Sa position contraste fortement avec celle du gouvernement, qui a autorisé jeudi un nouvel assouplissement pour les rassemblements dans les lieux de culte, qui peuvent depuis aujourd’hui accueillir 250 personnes par bâtiment, y compris en zone rouge. Il y a trois jours, le gouvernement annonçait aussi le retour en classe à temps plein des élèves de 3e, 4e et 5e secondaires en zone rouge, dès lundi. Les spas, les gyms et les salles de spectacles rouvraient aussi vendredi.

Transparence et prudence réclamées

À l’Assemblée nationale, les partis d'opposition n'ont pas tardé à réagir vendredi. Le co-porte-parole de Québec solidaire, Gabriel Nadeau-Dubois, s’est notamment demandé « où est le plan de la CAQ pour la troisième vague ? » « Dès février, nous avons averti la CAQ que le Québec n’était pas à l’abri d’une vague variants de coronavirus. Aujourd’hui, l’INSPQ confirme nos craintes : les requins décrits par le DArruda sont en train d’encercler le Québec. Si les cas continuent d’augmenter, le gouvernement ne doit pas hésiter à faire des choix difficiles », a-t-il martelé.

La formation politique demande par ailleurs ministre au ministre de la Santé, Christian Dubé, de dévoiler son plan d’action « face à une éventuelle troisième vague dans les plus brefs délais ». « Personne ne veut revivre les montagnes russes des deux premières vagues : les Québécois s’attendent à de la transparence », a insisté M. Nadeau-Dubois.

« La situation est préoccupante, a de son côté avancé la critique libérale en Santé, Marie Montpetit.

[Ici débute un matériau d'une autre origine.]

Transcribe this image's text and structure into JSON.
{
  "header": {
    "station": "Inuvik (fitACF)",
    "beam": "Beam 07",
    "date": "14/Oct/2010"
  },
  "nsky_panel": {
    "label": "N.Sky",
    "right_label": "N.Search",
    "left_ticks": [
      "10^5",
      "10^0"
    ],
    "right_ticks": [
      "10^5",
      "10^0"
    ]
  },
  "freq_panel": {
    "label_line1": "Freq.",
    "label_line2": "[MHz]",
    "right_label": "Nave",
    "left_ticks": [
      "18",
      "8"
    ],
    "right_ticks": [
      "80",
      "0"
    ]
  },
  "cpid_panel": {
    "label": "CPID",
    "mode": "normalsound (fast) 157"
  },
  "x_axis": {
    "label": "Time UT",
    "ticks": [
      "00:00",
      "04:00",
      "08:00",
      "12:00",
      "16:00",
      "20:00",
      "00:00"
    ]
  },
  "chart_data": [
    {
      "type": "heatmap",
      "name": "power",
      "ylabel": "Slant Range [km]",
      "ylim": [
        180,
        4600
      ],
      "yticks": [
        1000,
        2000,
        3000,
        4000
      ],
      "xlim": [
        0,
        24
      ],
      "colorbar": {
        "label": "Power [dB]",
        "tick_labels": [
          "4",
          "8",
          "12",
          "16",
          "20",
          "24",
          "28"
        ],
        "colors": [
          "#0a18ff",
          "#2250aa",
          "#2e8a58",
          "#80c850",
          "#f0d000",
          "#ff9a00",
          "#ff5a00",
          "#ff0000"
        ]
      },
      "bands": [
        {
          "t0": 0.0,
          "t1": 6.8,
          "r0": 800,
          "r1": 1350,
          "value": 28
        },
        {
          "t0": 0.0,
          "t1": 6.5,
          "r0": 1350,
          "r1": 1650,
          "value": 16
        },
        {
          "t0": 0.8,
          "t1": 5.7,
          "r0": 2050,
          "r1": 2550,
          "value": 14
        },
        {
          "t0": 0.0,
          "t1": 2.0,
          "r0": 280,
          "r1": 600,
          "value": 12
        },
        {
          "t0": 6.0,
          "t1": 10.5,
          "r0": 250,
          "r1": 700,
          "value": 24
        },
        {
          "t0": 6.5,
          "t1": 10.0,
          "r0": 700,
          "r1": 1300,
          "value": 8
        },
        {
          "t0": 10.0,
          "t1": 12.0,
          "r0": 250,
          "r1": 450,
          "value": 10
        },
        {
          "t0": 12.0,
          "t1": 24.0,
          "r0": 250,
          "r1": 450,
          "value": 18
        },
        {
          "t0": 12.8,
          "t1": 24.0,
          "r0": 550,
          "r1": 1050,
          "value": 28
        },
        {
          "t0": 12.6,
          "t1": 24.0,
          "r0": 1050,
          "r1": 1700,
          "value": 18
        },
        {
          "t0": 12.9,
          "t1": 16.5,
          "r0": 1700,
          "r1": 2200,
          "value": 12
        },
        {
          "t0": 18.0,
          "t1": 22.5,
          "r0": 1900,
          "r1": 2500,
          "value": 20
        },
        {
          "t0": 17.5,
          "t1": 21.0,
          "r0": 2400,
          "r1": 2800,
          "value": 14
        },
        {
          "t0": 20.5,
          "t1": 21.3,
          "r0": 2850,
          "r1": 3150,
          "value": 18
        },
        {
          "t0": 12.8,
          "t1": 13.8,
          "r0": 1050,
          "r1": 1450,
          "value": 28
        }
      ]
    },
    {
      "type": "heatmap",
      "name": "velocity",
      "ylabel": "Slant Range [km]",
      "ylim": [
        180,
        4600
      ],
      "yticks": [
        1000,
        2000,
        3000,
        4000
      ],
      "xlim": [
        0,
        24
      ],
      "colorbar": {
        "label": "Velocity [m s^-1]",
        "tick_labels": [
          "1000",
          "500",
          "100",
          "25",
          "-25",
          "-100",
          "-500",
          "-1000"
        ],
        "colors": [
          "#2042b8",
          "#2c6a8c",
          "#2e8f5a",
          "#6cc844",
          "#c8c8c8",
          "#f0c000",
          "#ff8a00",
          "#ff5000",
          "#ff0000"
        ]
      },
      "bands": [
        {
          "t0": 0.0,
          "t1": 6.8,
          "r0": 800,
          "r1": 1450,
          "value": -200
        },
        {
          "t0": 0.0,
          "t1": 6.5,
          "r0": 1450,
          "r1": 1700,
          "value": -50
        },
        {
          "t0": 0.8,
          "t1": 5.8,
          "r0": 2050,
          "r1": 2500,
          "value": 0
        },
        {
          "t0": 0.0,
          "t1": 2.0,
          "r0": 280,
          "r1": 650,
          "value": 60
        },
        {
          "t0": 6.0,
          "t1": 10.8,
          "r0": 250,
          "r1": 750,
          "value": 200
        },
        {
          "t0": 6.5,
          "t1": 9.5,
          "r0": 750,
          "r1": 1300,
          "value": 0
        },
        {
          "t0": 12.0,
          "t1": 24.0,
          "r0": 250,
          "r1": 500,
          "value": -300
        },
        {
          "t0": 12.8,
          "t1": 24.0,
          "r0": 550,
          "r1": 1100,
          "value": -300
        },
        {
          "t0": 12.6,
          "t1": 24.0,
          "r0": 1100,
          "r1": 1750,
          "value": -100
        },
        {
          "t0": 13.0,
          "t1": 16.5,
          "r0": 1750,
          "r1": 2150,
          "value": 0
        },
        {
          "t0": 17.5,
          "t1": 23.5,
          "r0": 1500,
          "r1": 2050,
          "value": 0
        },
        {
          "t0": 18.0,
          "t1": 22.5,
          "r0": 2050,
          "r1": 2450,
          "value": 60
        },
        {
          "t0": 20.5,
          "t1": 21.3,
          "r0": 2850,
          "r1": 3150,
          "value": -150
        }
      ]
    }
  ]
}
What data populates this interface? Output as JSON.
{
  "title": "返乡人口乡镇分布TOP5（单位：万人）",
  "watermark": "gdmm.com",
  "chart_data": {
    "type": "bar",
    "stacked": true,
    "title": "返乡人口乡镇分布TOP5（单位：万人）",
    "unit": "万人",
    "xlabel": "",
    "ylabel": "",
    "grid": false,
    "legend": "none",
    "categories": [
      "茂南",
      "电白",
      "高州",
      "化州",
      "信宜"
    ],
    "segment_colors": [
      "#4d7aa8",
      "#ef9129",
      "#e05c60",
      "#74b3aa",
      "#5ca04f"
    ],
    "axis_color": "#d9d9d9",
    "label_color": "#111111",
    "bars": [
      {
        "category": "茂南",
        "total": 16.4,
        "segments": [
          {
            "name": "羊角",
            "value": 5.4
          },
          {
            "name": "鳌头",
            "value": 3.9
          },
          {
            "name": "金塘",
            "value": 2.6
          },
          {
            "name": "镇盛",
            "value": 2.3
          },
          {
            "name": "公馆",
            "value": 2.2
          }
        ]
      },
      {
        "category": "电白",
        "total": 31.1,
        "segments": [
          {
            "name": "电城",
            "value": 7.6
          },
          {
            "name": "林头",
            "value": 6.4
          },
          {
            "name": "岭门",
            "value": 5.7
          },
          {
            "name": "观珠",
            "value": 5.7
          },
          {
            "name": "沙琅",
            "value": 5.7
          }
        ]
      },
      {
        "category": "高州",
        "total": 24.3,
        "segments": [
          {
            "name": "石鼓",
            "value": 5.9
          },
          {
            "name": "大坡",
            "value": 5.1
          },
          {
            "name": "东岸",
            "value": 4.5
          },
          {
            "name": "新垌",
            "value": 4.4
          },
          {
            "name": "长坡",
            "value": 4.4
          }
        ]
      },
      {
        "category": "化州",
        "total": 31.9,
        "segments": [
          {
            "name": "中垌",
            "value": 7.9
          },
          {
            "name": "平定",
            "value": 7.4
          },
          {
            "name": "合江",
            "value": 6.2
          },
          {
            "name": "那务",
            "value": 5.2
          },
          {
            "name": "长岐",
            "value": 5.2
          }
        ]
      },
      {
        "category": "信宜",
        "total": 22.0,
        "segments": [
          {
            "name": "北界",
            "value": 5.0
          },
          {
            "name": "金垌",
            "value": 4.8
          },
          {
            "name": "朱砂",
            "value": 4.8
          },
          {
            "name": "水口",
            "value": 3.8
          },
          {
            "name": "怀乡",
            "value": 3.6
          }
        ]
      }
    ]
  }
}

La hausse des cas, la présence d’un variant extrêmement contagieux et le faible taux de vaccination dans plusieurs régions devraient amener le gouvernement caquiste à la plus grande prudence. [...] Avec la recrudescence des cas, le gouvernement doit s’assurer d’être prêt à affronter une nouvelle vague. »

PHOTO JACQUES BOISSINOT, LA PRESSE CANADIENNE

La critique libérale en Santé, Marie Montpetit

Mme Montpetit déplore par ailleurs que le budget Girard présenté jeudi « ne contenait aucune mesure afin de faire face à une troisième vague ».

Dans les rangs péquistes, le député Joël Arseneau a aussi réclamé plus des autorités. Face aux projections de l'INSPQ et à la prépondérance anticipée des variants, le gouvernement doit plus que jamais appuyer ses décisions sur la science. Il doit faire preuve de transparence, dévoiler et suivre les avis de la Santé publique et expliquer les critères et indicateurs à l'appui de ses décisions », a-t-il lâché.